Voice: I congratulate you!

THE PRESIDENT. That is all.

Joe Fox, Washington Star: Thank you, Mr. President.

[Applause and further congratulations]

* * * * *

なお、8月16日の記者会見も興味深いことを言っている感じなのですが、ここではサイトを紹介するのみにしておきます。


【日本の降伏文書調印の際のラジオ演説(原文と動画、オマケなど)】(この項は準備中です)

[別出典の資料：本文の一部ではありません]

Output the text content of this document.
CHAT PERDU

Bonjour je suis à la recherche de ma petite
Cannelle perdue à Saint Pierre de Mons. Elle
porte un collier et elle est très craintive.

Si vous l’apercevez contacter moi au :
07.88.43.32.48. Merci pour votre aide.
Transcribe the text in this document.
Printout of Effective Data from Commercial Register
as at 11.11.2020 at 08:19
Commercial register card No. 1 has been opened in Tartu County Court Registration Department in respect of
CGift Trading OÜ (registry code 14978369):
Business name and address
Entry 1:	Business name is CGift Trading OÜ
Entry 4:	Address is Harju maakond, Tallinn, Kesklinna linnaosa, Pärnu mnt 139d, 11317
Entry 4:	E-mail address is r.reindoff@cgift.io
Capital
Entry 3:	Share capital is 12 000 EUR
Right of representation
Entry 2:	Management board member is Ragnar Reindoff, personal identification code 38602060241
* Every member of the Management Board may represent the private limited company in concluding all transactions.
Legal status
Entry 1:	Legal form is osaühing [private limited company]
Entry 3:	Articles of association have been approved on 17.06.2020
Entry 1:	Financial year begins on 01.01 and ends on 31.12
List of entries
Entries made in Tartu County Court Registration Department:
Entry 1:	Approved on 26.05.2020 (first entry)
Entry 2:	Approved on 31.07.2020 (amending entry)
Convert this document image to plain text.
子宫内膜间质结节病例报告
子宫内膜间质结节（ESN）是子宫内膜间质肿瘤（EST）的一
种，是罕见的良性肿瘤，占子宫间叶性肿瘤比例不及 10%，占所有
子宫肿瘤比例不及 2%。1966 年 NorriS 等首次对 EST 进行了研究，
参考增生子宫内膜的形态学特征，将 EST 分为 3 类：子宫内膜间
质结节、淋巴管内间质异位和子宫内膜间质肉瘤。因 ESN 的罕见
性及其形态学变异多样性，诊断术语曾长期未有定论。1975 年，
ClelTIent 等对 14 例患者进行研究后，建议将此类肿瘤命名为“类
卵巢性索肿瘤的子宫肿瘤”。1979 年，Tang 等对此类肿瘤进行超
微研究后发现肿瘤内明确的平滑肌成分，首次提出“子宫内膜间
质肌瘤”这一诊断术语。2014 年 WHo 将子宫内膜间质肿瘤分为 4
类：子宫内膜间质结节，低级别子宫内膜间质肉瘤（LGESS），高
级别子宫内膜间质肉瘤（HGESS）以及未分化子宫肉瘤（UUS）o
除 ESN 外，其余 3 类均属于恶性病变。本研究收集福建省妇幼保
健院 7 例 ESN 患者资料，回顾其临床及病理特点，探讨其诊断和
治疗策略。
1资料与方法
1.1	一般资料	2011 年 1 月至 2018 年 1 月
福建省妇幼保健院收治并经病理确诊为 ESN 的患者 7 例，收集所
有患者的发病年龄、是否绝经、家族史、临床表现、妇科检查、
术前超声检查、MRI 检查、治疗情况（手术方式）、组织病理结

Radio Address to the American People After the Signing of the Terms of Unconditional Surrender by Japan

日本の無条件降伏条件調印後の米市民へのラジオ演説


この演説について語るには、まず日本の降伏文書調印の際の状況をおさらいしなくてはなりません。
ちょっと歴史をかじった人なら知っているように、第二次世界大戦における日本の降伏文書の調印は、東京湾内に停泊した米戦艦・USSミズーリの艦上で行われました。調印の模様は全世界に向けてラジオ中継されたとのことですが、この演説はその番組(?)にさしはさむ形で行われたのです。

降伏文書調印の模様については、あとでまとめるとして、まずは演説の方から見ていきます。

原文を掲載のサイトを2つご紹介。

一つ目

二つ目

実はこの2つ、違いがありまして。おそらく「公式なバージョン」として扱われるのは二つ目の方なのだろうと思うのですが。一つ目の方は実際のスピーチに即した形で記載しているのです。見比べて見ると、最初の一文からして少し違っているのが見てとれます。


一方、動画ですが、「記者会見」と同様、トルーマンが演説している様子をフル長で撮ったというようなものは見つけられませんでした。
ただ、次の「動画1」を見るに、フル長の撮影フィルムも存在するのだろうとは思いますが。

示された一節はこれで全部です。